Serve this Creole Cheesecake with strawberries for a fresh springtime dessert. 

Creole Cheesecake
Yields: 1 (9-inch) Cheesecake
  • 1½ cups graham cracker crumbs
  • 2 cups sugar, divided
  • 1 teaspoon kosher salt, divided
  • 5 tablespoons unsalted butter, melted
  • 5 (8-ounce) packages cream cheese, softened
  • 2 teaspoons vanilla extract, divided
  • 4 large eggs
  • 1½ cups sour cream, divided
  • 1½ cups Creole Cream Cheese (recipe follows)
  • 1 teaspoon lemon zest
  1. Preheat oven to 350°.
  2. In a large bowl, stir together cracker crumbs, ¼ cup sugar, ½ teaspoon salt, and melted butter. Press mixture into bottom and 1-inch up sides of a 9-inch springform pan. Place pan on a rimmed baking sheet, and bake until set, 12 to 15 minutes. When cool, wrap the bottom in foil and place in a roasting pan.
  3. Reduce oven temperature to 325°. In the bowl of a stand mixer fitted with the whisk attachment, beat cream cheese at medium-high speed until fluffy, 5 to 8 minutes. Add 
1½ cups sugar, 1 teaspoon vanilla, and remaining ½ teaspoon salt, beating to combine. Add eggs, one at a time, beating just until combined after each addition. Add 1 cup sour cream, and beat to combine.
  4. Pour mixture into cooled crust. Place cheesecake in the oven, and add hot water to the roasting pan until it reaches halfway up the cake. Bake until center is set, 1½ to 2 hours.

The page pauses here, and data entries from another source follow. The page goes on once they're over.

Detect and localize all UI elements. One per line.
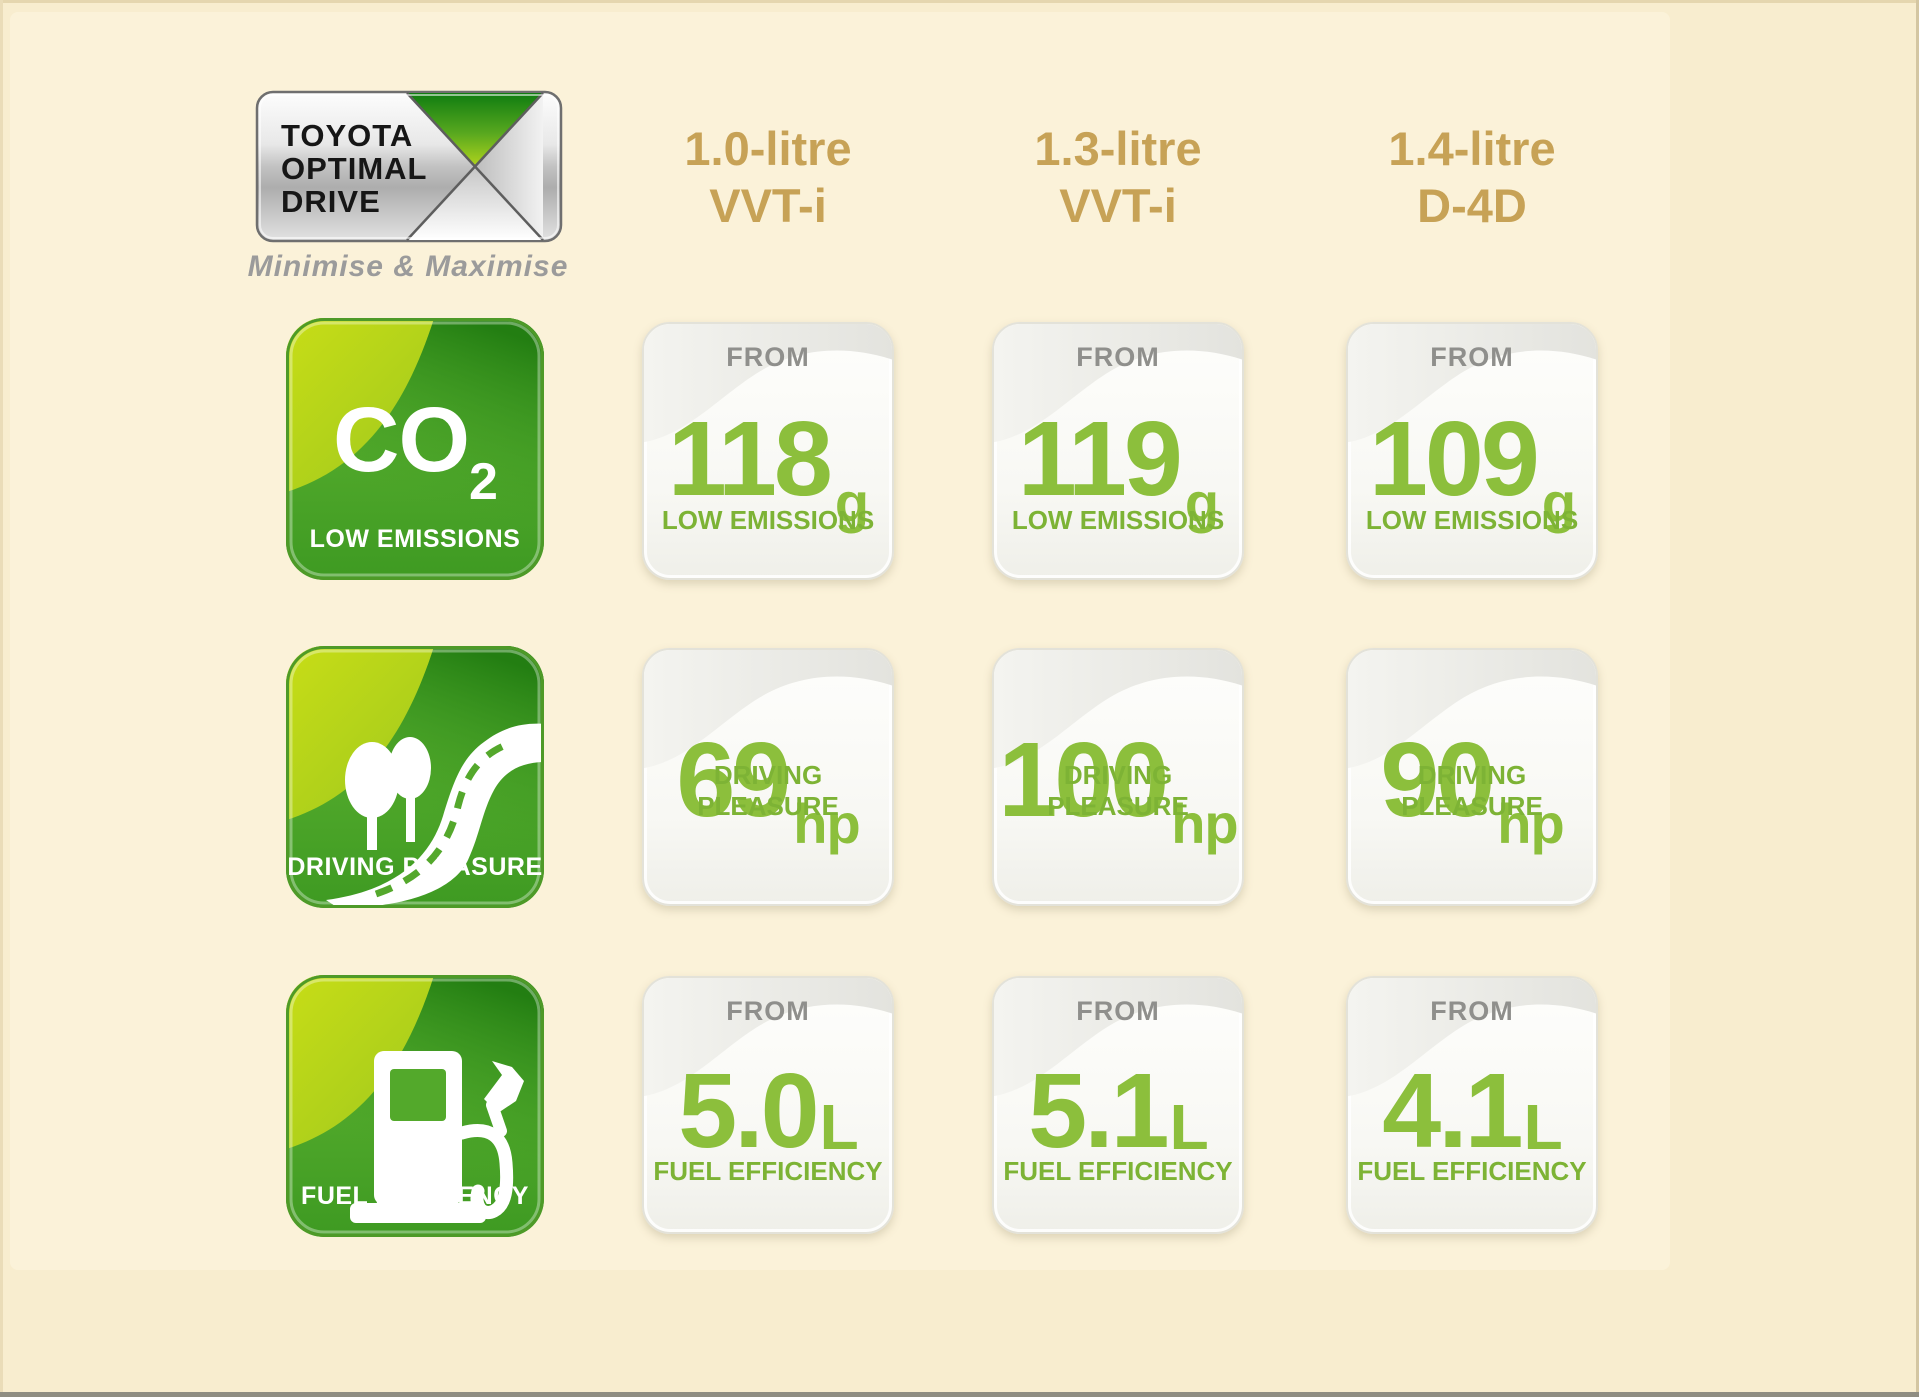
power-card-1-3-litre: 100hp DRIVING PLEASURE (992, 648, 1244, 906)
power-card-1-4-litre: 90hp DRIVING PLEASURE (1346, 648, 1598, 906)
winding-road-graphic (326, 723, 544, 908)
fuel-efficiency-icon: FUEL EFFICIENCY (286, 975, 544, 1237)
emissions-card-1-0-litre: FROM 118g CO2 per km LOW EMISSIONS (642, 322, 894, 580)
engine-name: 1.4-litre (1388, 122, 1556, 175)
from-label: FROM (726, 996, 810, 1026)
from-label: FROM (1430, 996, 1514, 1026)
card-wave-decoration (644, 650, 892, 769)
green-badge-background (286, 318, 544, 580)
power-value: 90hp (1380, 721, 1564, 855)
card-label: LOW EMISSIONS (1365, 505, 1579, 535)
engine-type: D-4D (1417, 179, 1527, 232)
page-edge-left (0, 0, 3, 1397)
page-edge-top (0, 0, 1919, 3)
card-label: LOW EMISSIONS (661, 505, 875, 535)
logo-line2: OPTIMAL (281, 151, 428, 186)
page-edge-bottom (0, 1392, 1919, 1397)
card-wave-decoration (994, 978, 1242, 1097)
fuel-value: 4.1L (1382, 1052, 1562, 1170)
green-badge-background (286, 975, 544, 1237)
column-header-1-0-litre: 1.0-litre VVT-i (608, 120, 928, 234)
co2-low-emissions-icon: CO2 LOW EMISSIONS (286, 318, 544, 580)
card-label: FUEL EFFICIENCY (1357, 1156, 1587, 1186)
icon-label: LOW EMISSIONS (309, 525, 521, 553)
emissions-value: 109g (1368, 400, 1576, 534)
from-label: FROM (1076, 996, 1160, 1026)
engine-type: VVT-i (1059, 179, 1177, 232)
column-header-1-3-litre: 1.3-litre VVT-i (958, 120, 1278, 234)
icon-label: DRIVING PLEASURE (287, 853, 543, 881)
card-wave-decoration (994, 650, 1242, 769)
card-wave-decoration (994, 324, 1242, 443)
card-wave-decoration (1348, 324, 1596, 443)
toyota-optimal-drive-logo: TOYOTA OPTIMAL DRIVE (255, 90, 563, 243)
column-header-1-4-litre: 1.4-litre D-4D (1312, 120, 1632, 234)
driving-pleasure-icon: DRIVING PLEASURE (286, 646, 544, 908)
fuel-value: 5.0L (678, 1052, 858, 1170)
engine-type: VVT-i (709, 179, 827, 232)
from-label: FROM (1076, 342, 1160, 372)
power-value: 100hp (998, 721, 1238, 855)
card-label: FUEL EFFICIENCY (653, 1156, 883, 1186)
fuel-card-1-4-litre: FROM 4.1L per 100km FUEL EFFICIENCY (1346, 976, 1598, 1234)
card-wave-decoration (1348, 978, 1596, 1097)
engine-name: 1.3-litre (1034, 122, 1202, 175)
green-badge-background (286, 646, 544, 908)
card-label: FUEL EFFICIENCY (1003, 1156, 1233, 1186)
fuel-card-1-3-litre: FROM 5.1L per 100km FUEL EFFICIENCY (992, 976, 1244, 1234)
card-label: DRIVING PLEASURE (697, 760, 839, 821)
emissions-card-1-3-litre: FROM 119g CO2 per km LOW EMISSIONS (992, 322, 1244, 580)
emissions-value: 119g (1017, 400, 1219, 534)
power-value: 69hp (676, 721, 860, 855)
from-label: FROM (726, 342, 810, 372)
card-label: DRIVING PLEASURE (1047, 760, 1189, 821)
power-card-1-0-litre: 69hp DRIVING PLEASURE (642, 648, 894, 906)
from-label: FROM (1430, 342, 1514, 372)
logo-tagline: Minimise & Maximise (247, 250, 569, 283)
co2-text: CO2 (333, 389, 498, 511)
emissions-value: 118g (667, 400, 869, 534)
card-wave-decoration (644, 978, 892, 1097)
card-wave-decoration (1348, 650, 1596, 769)
card-wave-decoration (644, 324, 892, 443)
fuel-pump-graphic (350, 1051, 524, 1223)
emissions-card-1-4-litre: FROM 109g CO2 per km LOW EMISSIONS (1346, 322, 1598, 580)
page-edge-right (1916, 0, 1919, 1397)
icon-label: FUEL EFFICIENCY (301, 1182, 529, 1210)
card-label: LOW EMISSIONS (1011, 505, 1225, 535)
logo-line3: DRIVE (281, 184, 381, 219)
logo-line1: TOYOTA (281, 118, 413, 153)
card-label: DRIVING PLEASURE (1401, 760, 1543, 821)
fuel-value: 5.1L (1028, 1052, 1208, 1170)
fuel-card-1-0-litre: FROM 5.0L per 100km FUEL EFFICIENCY (642, 976, 894, 1234)
engine-name: 1.0-litre (684, 122, 852, 175)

Remove pan from water, and let cool 20 minutes. Run a knife around edges of cheesecake to release sides. Let stand until cool, at least 1 hour. 5. Increase the oven temperature to 450°. Combine Creole Cream Cheese, remaining ½ cup sour cream, ¼ cup sugar, and 1 teaspoon vanilla in a blender, and blend on high speed until smooth. Stir in lemon zest. 
Pour Creole Cream Cheese mixture over cake, and smooth with a knife 
or offset spatula. Bake for 
10 minutes. Let cool completely at room temperature before refrigerating. Refrigerate at least 
8 hours before serving.
Note: To freeze, wrap cheesecake tightly with heavy-duty foil or plastic wrap, 
or place in a heavy-duty resealable plastic bag.

Creole Cream Cheese
Yields: 3 Cups
  • 1 gallon skim milk, room temperature (70° to 80°)
  • ½ cup low-fat buttermilk
  • ½ teaspoon liquid rennet
  1. In a large nonreactive bowl, combine milk, buttermilk, and 
rennet, and stir constantly for 
1 minute. Cover with plastic wrap or cheesecloth, and let stand undisturbed at room temperature (70° to 80°) for 16 to 24 hours. 
The longer the mixture sits, the 
firmer the cheese will be.
  2. Line a large colander with cheesecloth, and place in a large bowl. Ladle curds into lined colander. Refrigerate at least 6 to 8 hours. Cheese will become firmer as more liquid drains. Creole cream cheese will keep, refrigerated, up to 2 weeks.